I have stuff I need to do and planning for my future and crap but I literally don’t want to do anything. Like even fun stuff just doesn’t sound appealing. Usually spending time outside helps when I’m in a funk but it was so dry for most of the summer and still is now that the creeks are literally drying up and everything in them is dying. I can literally walk on the creek bed in places Or along the entire thing.

So these isolated pools have been forming as the streams dry up. A pretty big puddle that was there on Saturday afternoon was completely gone by the time I went after my first class this morning. Just a pile of fish in the mud. But then I noticed two of them move, so I found a styrofoam cup and ran to get some water from further down the stream and put them in it. And as I nudged the other fish in the mud around with a stick more of them started twitching. I don’t know how they possibly survived like that for as long as they had to have been without water, but a good handful of them were swimming around just fine by the time I got them to where I transferred them (there’s a main creek that still has water in it that the smaller ones connect to not far from where I got them). Most were too far gone by the time I got to them, but I honestly didn’t expect any of them to make it. Seven or so swam off just fine. 
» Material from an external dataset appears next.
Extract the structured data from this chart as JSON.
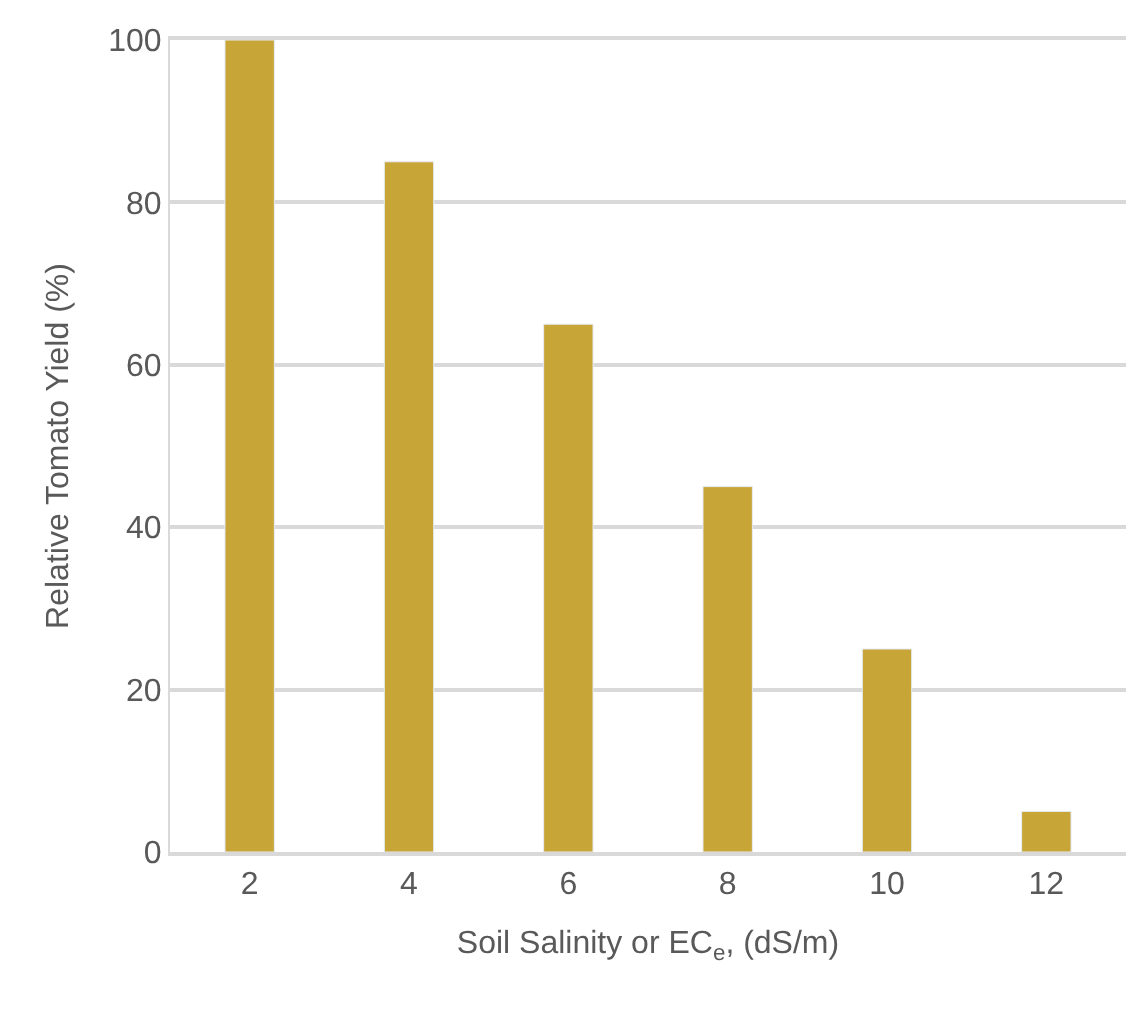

And like, it’s literally maybe half a mile from the spot I found them and it’s the same waterway, so it isn’t like I introduced a new species or anything, but part of me still felt like that was wrong for some reason. Like I was breaking the rules or being a bad biologist or some crap like that. But had I not done anything they would have died, and it’s not like someone else was going to. So knowing I’d just left them to suffocate to death (which apparently takes a lot longer than I would’ve thought for small fish) would’ve just killed me internally.

Also lately I’ve been feeling guilty about essentially everything for no good reason. Like saying things a bit harsher than intended and feeling like a bitch immediately afterward. And just feeling like I give my friends so much crap and they’re still so kind to me and I feel like I almost don’t deserve that. Which is bullcrap, and I know that, but it doesn’t keep me from feeling that way.

I just have other things I need to be focused on that isn’t feeling bad about everything and I’m so over it.